Por Antonio Garrigues Walker, jurista (ABC, 20/05/08):
HAY -como sucede en todas las ideologías- interpretaciones y sensibilidades distintas sobre el liberalismo. Nadie debe arrogarse ni la definición ni la representación del liberalismo auténtico. Sería ciertamente poco liberal. Una vez aceptado lo anterior, conviene aclarar algunas otras cosas porque en este mundo político, confuso y revuelto, la ideología liberal viene sufriendo manipulaciones sectarias, groseras y abusivas.

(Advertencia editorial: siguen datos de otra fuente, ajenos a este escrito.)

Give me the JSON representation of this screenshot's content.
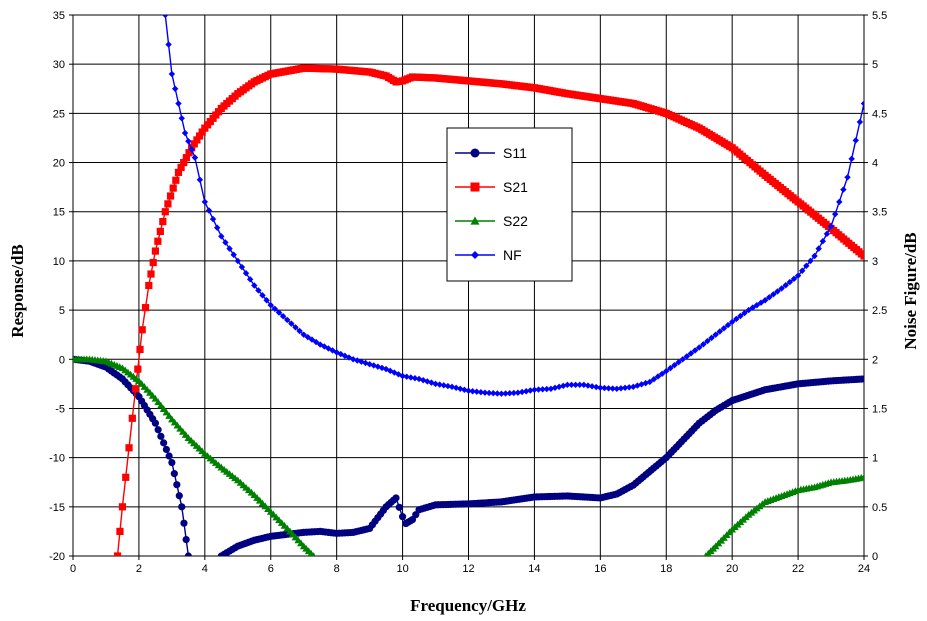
{
  "chart_data": {
    "type": "line",
    "xlabel": "Frequency/GHz",
    "ylabel": "Response/dB",
    "y2label": "Noise Figure/dB",
    "xlim": [
      0,
      24
    ],
    "ylim": [
      -20,
      35
    ],
    "y2lim": [
      0,
      5.5
    ],
    "xticks": [
      0,
      2,
      4,
      6,
      8,
      10,
      12,
      14,
      16,
      18,
      20,
      22,
      24
    ],
    "yticks": [
      -20,
      -15,
      -10,
      -5,
      0,
      5,
      10,
      15,
      20,
      25,
      30,
      35
    ],
    "y2ticks": [
      "0",
      "0.5",
      "1",
      "1.5",
      "2",
      "2.5",
      "3",
      "3.5",
      "4",
      "4.5",
      "5",
      "5.5"
    ],
    "grid": true,
    "legend_position": "center",
    "series": [
      {
        "name": "S11",
        "color": "#000080",
        "marker": "circle",
        "axis": "left",
        "segments": [
          [
            [
              0,
              0
            ],
            [
              0.5,
              -0.2
            ],
            [
              1,
              -0.8
            ],
            [
              1.5,
              -2
            ],
            [
              2,
              -3.8
            ],
            [
              2.5,
              -6.5
            ],
            [
              3,
              -10.5
            ],
            [
              3.3,
              -15
            ],
            [
              3.5,
              -20
            ]
          ],
          [
            [
              4.5,
              -20
            ],
            [
              5,
              -19
            ],
            [
              5.5,
              -18.4
            ],
            [
              6,
              -18
            ],
            [
              7,
              -17.6
            ],
            [
              7.5,
              -17.5
            ],
            [
              8,
              -17.7
            ],
            [
              8.5,
              -17.6
            ],
            [
              9,
              -17.2
            ],
            [
              9.5,
              -15
            ],
            [
              9.8,
              -14.1
            ],
            [
              10,
              -16
            ],
            [
              10.1,
              -16.7
            ],
            [
              10.3,
              -16.3
            ],
            [
              10.5,
              -15.3
            ],
            [
              11,
              -14.8
            ],
            [
              12,
              -14.7
            ],
            [
              13,
              -14.5
            ],
            [
              14,
              -14
            ],
            [
              15,
              -13.9
            ],
            [
              16,
              -14.1
            ],
            [
              16.5,
              -13.7
            ],
            [
              17,
              -12.8
            ],
            [
              18,
              -10
            ],
            [
              19,
              -6.5
            ],
            [
              19.5,
              -5.2
            ],
            [
              20,
              -4.2
            ],
            [
              21,
              -3.1
            ],
            [
              22,
              -2.5
            ],
            [
              23,
              -2.2
            ],
            [
              24,
              -2
            ]
          ]
        ]
      },
      {
        "name": "S21",
        "color": "#ff0000",
        "marker": "square",
        "axis": "left",
        "segments": [
          [
            [
              1.35,
              -20
            ],
            [
              1.5,
              -15
            ],
            [
              1.7,
              -9
            ],
            [
              1.9,
              -3
            ],
            [
              2.1,
              3
            ],
            [
              2.3,
              7.5
            ],
            [
              2.5,
              11
            ],
            [
              2.8,
              15
            ],
            [
              3.2,
              19
            ],
            [
              3.6,
              21.5
            ],
            [
              4,
              23.5
            ],
            [
              4.5,
              25.5
            ],
            [
              5,
              27
            ],
            [
              5.5,
              28.2
            ],
            [
              6,
              29
            ],
            [
              7,
              29.6
            ],
            [
              8,
              29.5
            ],
            [
              9,
              29.2
            ],
            [
              9.5,
              28.8
            ],
            [
              9.8,
              28.2
            ],
            [
              10,
              28.3
            ],
            [
              10.3,
              28.7
            ],
            [
              11,
              28.6
            ],
            [
              12,
              28.3
            ],
            [
              13,
              28
            ],
            [
              14,
              27.6
            ],
            [
              15,
              27
            ],
            [
              16,
              26.5
            ],
            [
              17,
              26
            ],
            [
              18,
              25
            ],
            [
              19,
              23.5
            ],
            [
              20,
              21.5
            ],
            [
              21,
              18.7
            ],
            [
              22,
              16
            ],
            [
              23,
              13.3
            ],
            [
              24,
              10.5
            ]
          ]
        ]
      },
      {
        "name": "S22",
        "color": "#008000",
        "marker": "triangle",
        "axis": "left",
        "segments": [
          [
            [
              0,
              0
            ],
            [
              0.5,
              0
            ],
            [
              1,
              -0.2
            ],
            [
              1.5,
              -0.9
            ],
            [
              2,
              -2.2
            ],
            [
              2.5,
              -4
            ],
            [
              3,
              -6.1
            ],
            [
              3.5,
              -8
            ],
            [
              4,
              -9.6
            ],
            [
              4.5,
              -11
            ],
            [
              5,
              -12.3
            ],
            [
              5.5,
              -13.8
            ],
            [
              6,
              -15.5
            ],
            [
              6.5,
              -17.2
            ],
            [
              7,
              -19
            ],
            [
              7.3,
              -20
            ]
          ],
          [
            [
              19.2,
              -20
            ],
            [
              19.5,
              -19
            ],
            [
              20,
              -17.3
            ],
            [
              20.5,
              -15.8
            ],
            [
              21,
              -14.5
            ],
            [
              21.5,
              -13.9
            ],
            [
              22,
              -13.3
            ],
            [
              22.5,
              -13
            ],
            [
              23,
              -12.5
            ],
            [
              23.5,
              -12.3
            ],
            [
              24,
              -12
            ]
          ]
        ]
      },
      {
        "name": "NF",
        "color": "#0000ff",
        "marker": "diamond",
        "axis": "right",
        "segments": [
          [
            [
              2.8,
              5.5
            ],
            [
              3,
              4.9
            ],
            [
              3.2,
              4.6
            ],
            [
              3.4,
              4.3
            ],
            [
              3.7,
              4.05
            ],
            [
              4,
              3.6
            ],
            [
              4.5,
              3.25
            ],
            [
              5,
              3
            ],
            [
              5.5,
              2.75
            ],
            [
              6,
              2.55
            ],
            [
              6.5,
              2.4
            ],
            [
              7,
              2.25
            ],
            [
              7.5,
              2.15
            ],
            [
              8,
              2.07
            ],
            [
              8.5,
              2
            ],
            [
              9,
              1.95
            ],
            [
              9.5,
              1.9
            ],
            [
              10,
              1.83
            ],
            [
              10.5,
              1.8
            ],
            [
              11,
              1.75
            ],
            [
              11.5,
              1.72
            ],
            [
              12,
              1.68
            ],
            [
              12.5,
              1.66
            ],
            [
              13,
              1.65
            ],
            [
              13.5,
              1.66
            ],
            [
              14,
              1.69
            ],
            [
              14.5,
              1.7
            ],
            [
              15,
              1.74
            ],
            [
              15.5,
              1.74
            ],
            [
              16,
              1.71
            ],
            [
              16.5,
              1.7
            ],
            [
              17,
              1.72
            ],
            [
              17.5,
              1.77
            ],
            [
              18,
              1.88
            ],
            [
              18.5,
              2
            ],
            [
              19,
              2.12
            ],
            [
              19.5,
              2.25
            ],
            [
              20,
              2.38
            ],
            [
              20.5,
              2.5
            ],
            [
              21,
              2.6
            ],
            [
              21.5,
              2.72
            ],
            [
              22,
              2.85
            ],
            [
              22.5,
              3.05
            ],
            [
              23,
              3.35
            ],
            [
              23.5,
              3.85
            ],
            [
              24,
              4.6
            ]
          ]
        ]
      }
    ]
  }
}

Es un hecho innegable que tanto en la forma como, en alguna medida, en el fondo, socialistas y conservadores -o en el lenguaje actual, centro derecha y centro izquierda- se han visto forzados a aceptar la superioridad intelectual y la mayor eficacia práctica de las concepciones liberales en casi todos los terrenos y de manera muy especial en el económico. Nadie puede negar esa realidad. Lo que sí puede y debe negarse categóricamente es que la simple aceptación, tan forzada como parcial, de principios liberales, les convierta, sin ningún otro esfuerzo, en liberales. El liberalismo conservador y el socialismo liberal tienen algo -y a veces mucho- de contradicción en términos. Existe un componente antiliberal en ambas ideologías que es imposible disimular. No tienen, en síntesis, fe en el individuo ni están dispuestas a centrar en él la acción política básica.

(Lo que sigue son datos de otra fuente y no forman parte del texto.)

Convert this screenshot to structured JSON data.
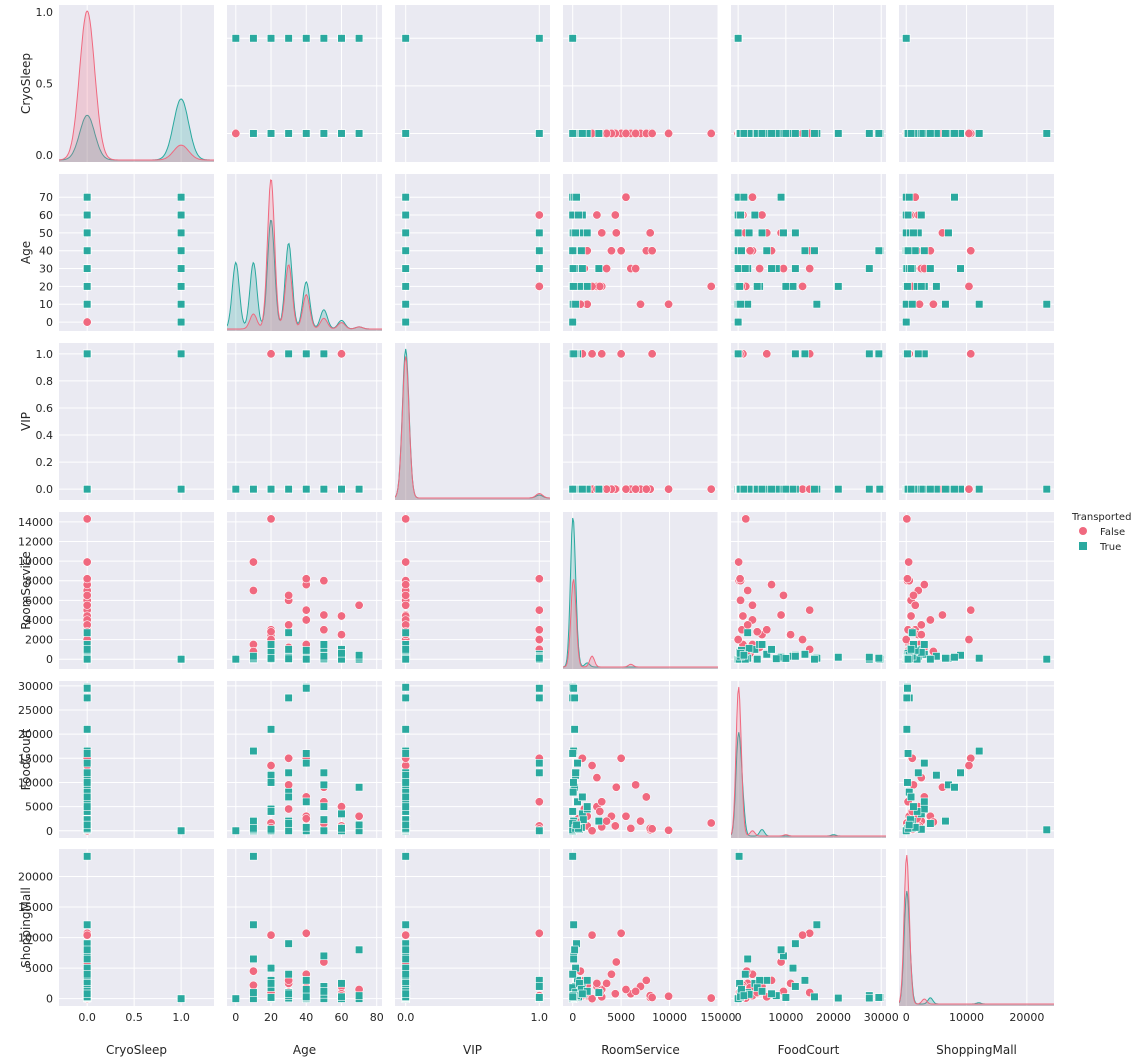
{
  "chart_data": {
    "type": "scatter",
    "kind": "pairplot",
    "variables": [
      "CryoSleep",
      "Age",
      "VIP",
      "RoomService",
      "FoodCourt",
      "ShoppingMall"
    ],
    "hue": "Transported",
    "colors": {
      "False": "#f0697f",
      "True": "#2aa99f"
    },
    "markers": {
      "False": "circle",
      "True": "square"
    },
    "axes": {
      "CryoSleep": {
        "lim": [
          -0.3,
          1.35
        ],
        "ticks": [
          0.0,
          0.5,
          1.0
        ],
        "tick_labels": [
          "0.0",
          "0.5",
          "1.0"
        ]
      },
      "Age": {
        "lim": [
          -5,
          83
        ],
        "ticks": [
          0,
          10,
          20,
          30,
          40,
          50,
          60,
          70
        ],
        "tick_labels": [
          "0",
          "10",
          "20",
          "30",
          "40",
          "50",
          "60",
          "70"
        ],
        "xticks": [
          0,
          20,
          40,
          60,
          80
        ],
        "xtick_labels": [
          "0",
          "20",
          "40",
          "60",
          "80"
        ]
      },
      "VIP": {
        "lim": [
          -0.08,
          1.08
        ],
        "ticks": [
          0.0,
          0.2,
          0.4,
          0.6,
          0.8,
          1.0
        ],
        "tick_labels": [
          "0.0",
          "0.2",
          "0.4",
          "0.6",
          "0.8",
          "1.0"
        ],
        "xticks": [
          0.0,
          1.0
        ],
        "xtick_labels": [
          "0.0",
          "1.0"
        ]
      },
      "RoomService": {
        "lim": [
          -1000,
          15000
        ],
        "ticks": [
          0,
          2000,
          4000,
          6000,
          8000,
          10000,
          12000,
          14000
        ],
        "tick_labels": [
          "0",
          "2000",
          "4000",
          "6000",
          "8000",
          "10000",
          "12000",
          "14000"
        ],
        "xticks": [
          0,
          5000,
          10000,
          15000
        ],
        "xtick_labels": [
          "0",
          "5000",
          "10000",
          "15000"
        ]
      },
      "FoodCourt": {
        "lim": [
          -1500,
          31000
        ],
        "ticks": [
          0,
          5000,
          10000,
          15000,
          20000,
          25000,
          30000
        ],
        "tick_labels": [
          "0",
          "5000",
          "10000",
          "15000",
          "20000",
          "25000",
          "30000"
        ],
        "xticks": [
          0,
          10000,
          20000,
          30000
        ],
        "xtick_labels": [
          "0",
          "10000",
          "20000",
          "30000"
        ]
      },
      "ShoppingMall": {
        "lim": [
          -1200,
          24500
        ],
        "ticks": [
          0,
          5000,
          10000,
          15000,
          20000
        ],
        "tick_labels": [
          "0",
          "5000",
          "10000",
          "15000",
          "20000"
        ],
        "xticks": [
          0,
          10000,
          20000
        ],
        "xtick_labels": [
          "0",
          "10000",
          "20000"
        ]
      }
    },
    "points": {
      "False": [
        [
          0,
          20,
          0,
          0,
          0,
          0
        ],
        [
          0,
          30,
          0,
          500,
          1000,
          300
        ],
        [
          0,
          40,
          0,
          1500,
          3000,
          500
        ],
        [
          0,
          20,
          0,
          3000,
          800,
          1500
        ],
        [
          0,
          30,
          0,
          6000,
          500,
          800
        ],
        [
          0,
          40,
          0,
          8000,
          200,
          200
        ],
        [
          0,
          20,
          0,
          14300,
          1600,
          100
        ],
        [
          0,
          10,
          0,
          9900,
          100,
          400
        ],
        [
          0,
          60,
          0,
          2500,
          5000,
          2000
        ],
        [
          0,
          50,
          0,
          4500,
          9000,
          6000
        ],
        [
          0,
          40,
          1,
          5000,
          15000,
          10700
        ],
        [
          0,
          20,
          0,
          2000,
          13500,
          10400
        ],
        [
          0,
          30,
          0,
          1000,
          15000,
          1000
        ],
        [
          0,
          70,
          0,
          5500,
          3000,
          1500
        ],
        [
          0,
          50,
          0,
          8000,
          500,
          500
        ],
        [
          0,
          10,
          0,
          7000,
          2000,
          2000
        ],
        [
          0,
          60,
          0,
          4400,
          1000,
          800
        ],
        [
          0,
          30,
          0,
          6500,
          9500,
          1200
        ],
        [
          0,
          40,
          0,
          7600,
          7000,
          3000
        ],
        [
          0,
          20,
          0,
          2500,
          11000,
          2500
        ],
        [
          0,
          50,
          1,
          3000,
          6000,
          300
        ],
        [
          0,
          60,
          1,
          1000,
          1000,
          500
        ],
        [
          0,
          40,
          0,
          4000,
          3000,
          4000
        ],
        [
          0,
          30,
          0,
          3500,
          2000,
          2500
        ],
        [
          0,
          20,
          0,
          2800,
          4000,
          1000
        ],
        [
          0,
          10,
          0,
          1500,
          1000,
          2200
        ],
        [
          0,
          40,
          1,
          8200,
          400,
          200
        ],
        [
          1,
          60,
          1,
          0,
          0,
          0
        ],
        [
          1,
          40,
          0,
          0,
          0,
          0
        ],
        [
          1,
          20,
          0,
          0,
          0,
          0
        ],
        [
          0,
          20,
          1,
          2000,
          0,
          0
        ],
        [
          0,
          30,
          0,
          1200,
          4500,
          3000
        ],
        [
          0,
          40,
          0,
          600,
          2500,
          1800
        ],
        [
          0,
          50,
          0,
          300,
          1500,
          900
        ],
        [
          0,
          60,
          0,
          200,
          600,
          100
        ],
        [
          0,
          70,
          0,
          100,
          300,
          50
        ],
        [
          0,
          10,
          0,
          800,
          1800,
          4500
        ],
        [
          0,
          20,
          0,
          400,
          700,
          2000
        ],
        [
          0,
          30,
          0,
          200,
          300,
          1100
        ],
        [
          0,
          0,
          0,
          0,
          0,
          0
        ]
      ],
      "True": [
        [
          1,
          0,
          0,
          0,
          0,
          0
        ],
        [
          1,
          10,
          0,
          0,
          0,
          0
        ],
        [
          1,
          20,
          0,
          0,
          0,
          0
        ],
        [
          1,
          30,
          0,
          0,
          0,
          0
        ],
        [
          1,
          40,
          0,
          0,
          0,
          0
        ],
        [
          1,
          50,
          0,
          0,
          0,
          0
        ],
        [
          1,
          60,
          0,
          0,
          0,
          0
        ],
        [
          1,
          70,
          0,
          0,
          0,
          0
        ],
        [
          1,
          40,
          1,
          0,
          0,
          0
        ],
        [
          0,
          10,
          0,
          0,
          200,
          23300
        ],
        [
          0,
          30,
          0,
          0,
          27500,
          500
        ],
        [
          0,
          40,
          0,
          0,
          29700,
          200
        ],
        [
          0,
          20,
          0,
          200,
          21000,
          100
        ],
        [
          0,
          10,
          0,
          100,
          16500,
          12100
        ],
        [
          0,
          30,
          0,
          400,
          12000,
          9000
        ],
        [
          0,
          50,
          0,
          100,
          9500,
          7000
        ],
        [
          0,
          70,
          0,
          200,
          9000,
          8000
        ],
        [
          0,
          20,
          0,
          300,
          11500,
          5000
        ],
        [
          0,
          40,
          0,
          500,
          6000,
          3000
        ],
        [
          0,
          60,
          0,
          1000,
          3500,
          2500
        ],
        [
          0,
          30,
          0,
          2700,
          2000,
          1000
        ],
        [
          0,
          20,
          0,
          1500,
          4500,
          3000
        ],
        [
          0,
          10,
          0,
          100,
          2000,
          6500
        ],
        [
          0,
          40,
          1,
          500,
          14000,
          3000
        ],
        [
          0,
          50,
          1,
          300,
          12000,
          2000
        ],
        [
          0,
          30,
          1,
          200,
          27500,
          100
        ],
        [
          0,
          40,
          1,
          100,
          29500,
          200
        ],
        [
          0,
          20,
          0,
          0,
          4000,
          1800
        ],
        [
          0,
          30,
          0,
          0,
          1500,
          4000
        ],
        [
          0,
          10,
          0,
          300,
          500,
          1000
        ],
        [
          0,
          20,
          0,
          700,
          300,
          2500
        ],
        [
          0,
          40,
          0,
          900,
          700,
          1500
        ],
        [
          0,
          50,
          0,
          1100,
          2300,
          700
        ],
        [
          0,
          60,
          0,
          600,
          500,
          300
        ],
        [
          0,
          70,
          0,
          400,
          1200,
          500
        ],
        [
          0,
          30,
          0,
          50,
          8000,
          500
        ],
        [
          0,
          20,
          0,
          80,
          10000,
          200
        ],
        [
          0,
          40,
          0,
          0,
          16000,
          300
        ],
        [
          0,
          50,
          0,
          1500,
          5000,
          1200
        ],
        [
          0,
          30,
          0,
          1000,
          7000,
          800
        ]
      ]
    },
    "kde": {
      "CryoSleep": {
        "False": [
          [
            0,
            1.0
          ],
          [
            1,
            0.1
          ]
        ],
        "True": [
          [
            0,
            0.3
          ],
          [
            1,
            0.41
          ]
        ],
        "bw": 0.08
      },
      "Age": {
        "False": [
          [
            10,
            0.07
          ],
          [
            20,
            0.7
          ],
          [
            30,
            0.3
          ],
          [
            40,
            0.16
          ],
          [
            50,
            0.05
          ],
          [
            60,
            0.03
          ],
          [
            70,
            0.01
          ]
        ],
        "True": [
          [
            0,
            0.31
          ],
          [
            10,
            0.31
          ],
          [
            20,
            0.51
          ],
          [
            30,
            0.4
          ],
          [
            40,
            0.22
          ],
          [
            50,
            0.09
          ],
          [
            60,
            0.04
          ],
          [
            70,
            0.01
          ]
        ],
        "bw": 2.0
      },
      "VIP": {
        "False": [
          [
            0,
            0.95
          ],
          [
            1,
            0.03
          ]
        ],
        "True": [
          [
            0,
            1.0
          ],
          [
            1,
            0.02
          ]
        ],
        "bw": 0.025
      },
      "RoomService": {
        "False": [
          [
            0,
            0.4
          ],
          [
            200,
            0.3
          ],
          [
            2000,
            0.08
          ],
          [
            6000,
            0.02
          ]
        ],
        "True": [
          [
            0,
            1.0
          ],
          [
            300,
            0.2
          ],
          [
            1500,
            0.03
          ]
        ],
        "bw": 250
      },
      "FoodCourt": {
        "False": [
          [
            0,
            0.95
          ],
          [
            500,
            0.3
          ],
          [
            3000,
            0.04
          ],
          [
            10000,
            0.01
          ]
        ],
        "True": [
          [
            0,
            0.7
          ],
          [
            800,
            0.3
          ],
          [
            5000,
            0.05
          ],
          [
            20000,
            0.01
          ]
        ],
        "bw": 500
      },
      "ShoppingMall": {
        "False": [
          [
            0,
            1.0
          ],
          [
            400,
            0.3
          ],
          [
            3000,
            0.04
          ]
        ],
        "True": [
          [
            0,
            0.75
          ],
          [
            500,
            0.3
          ],
          [
            4000,
            0.05
          ],
          [
            12000,
            0.01
          ]
        ],
        "bw": 400
      }
    },
    "legend": {
      "title": "Transported",
      "entries": [
        "False",
        "True"
      ],
      "placement": "right"
    },
    "grid": true,
    "background": "#eaeaf2"
  }
}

Son ideologías que han cumplido un papel decisivo en la historia y que lo seguirán cumpliendo porque responden todavía a tendencias y aspiraciones básicas del ser humano. Pero están viviendo momentos muy difíciles. El colapso del marxismo, la aceleración de los cambios culturales, económicos y tecnológicos, la progresiva dilución del concepto Nación-Estado unida a la explosión de los nacionalismos, y el aumento de los niveles de complejidad en las sociedades avanzadas, tienen sumidos a conservadores y socialistas en un proceso de renovación y adaptación para el que no están preparados en forma alguna. No saben ni qué hacer ni cómo empezar. Por ello han decidido ganar el mayor tiempo posible aferrándose al liberalismo en lo que les conviene y en todo lo demás al pragmatismo y al oportunismo más absolutos, aún cuando ellos les conduzca -sobran ejemplos- a posiciones radicalmente contrarias a su esencia ideológica tradicional.
Sin embargo -y por más que intenten ocultarlo- sus características básicas acaban emanando de una u otra forma. A los conservadores les sigue gustando conservar y a los socialistas, socializar. Y por ahí, ciertamente, no se va ni se llega al futuro. La historia no está siendo escrita, ni va a ser escrita a medio o largo plazo, en socialista o en conservador. La guía ideológica básica va a ser liberal. «El liberalismo no es otra cosa -viene afirmando desde hace tiempo Ralf Dahrendörf- que una teoría política de la innovación y el cambio» y por ello es el sistema de pensamiento que mejor se adapta a una época en la que el ser humano tiene que estar decidido a liberarse (el liberalismo libera) de toda estructura que oprima los nuevos valores, la nueva cultura y las nuevas opciones que están surgiendo en esta época fascinante que va a estar dominada por desarrollos científicos y tecnológicos espectaculares.
Pero aclaremos, por de pronto, varias cosas. No es, desde luego, liberal la persona que confiesa y defiende sentimientos xenófobos o racistas como hace en estos momentos un alto porcentaje de la ciudadanía del mundo occidental; no es liberal la persona que pretende poseer, nada más y nada menos, que la verdad absoluta; no es liberal, en concreto, quien afirma que su religión además de ser verdadera, es la única verdadera y que, por ende, las demás son falsas o como poco, menos salvíficas; no es liberal el que defiende tradiciones o privilegios aunque sean causa importante de desigualdades; ni tampoco el que acepta esas desigualdades como inevitables, e incluso naturales a la condición humana; no es liberal el que coloca a la sociedad como un valor superior al individuo y a la igualdad como un principio que prevalece sobre el de libertad; no es liberal -y merece la pena aclarar bien este tema- el que mitifica y sacraliza el mercado como la panacea universal.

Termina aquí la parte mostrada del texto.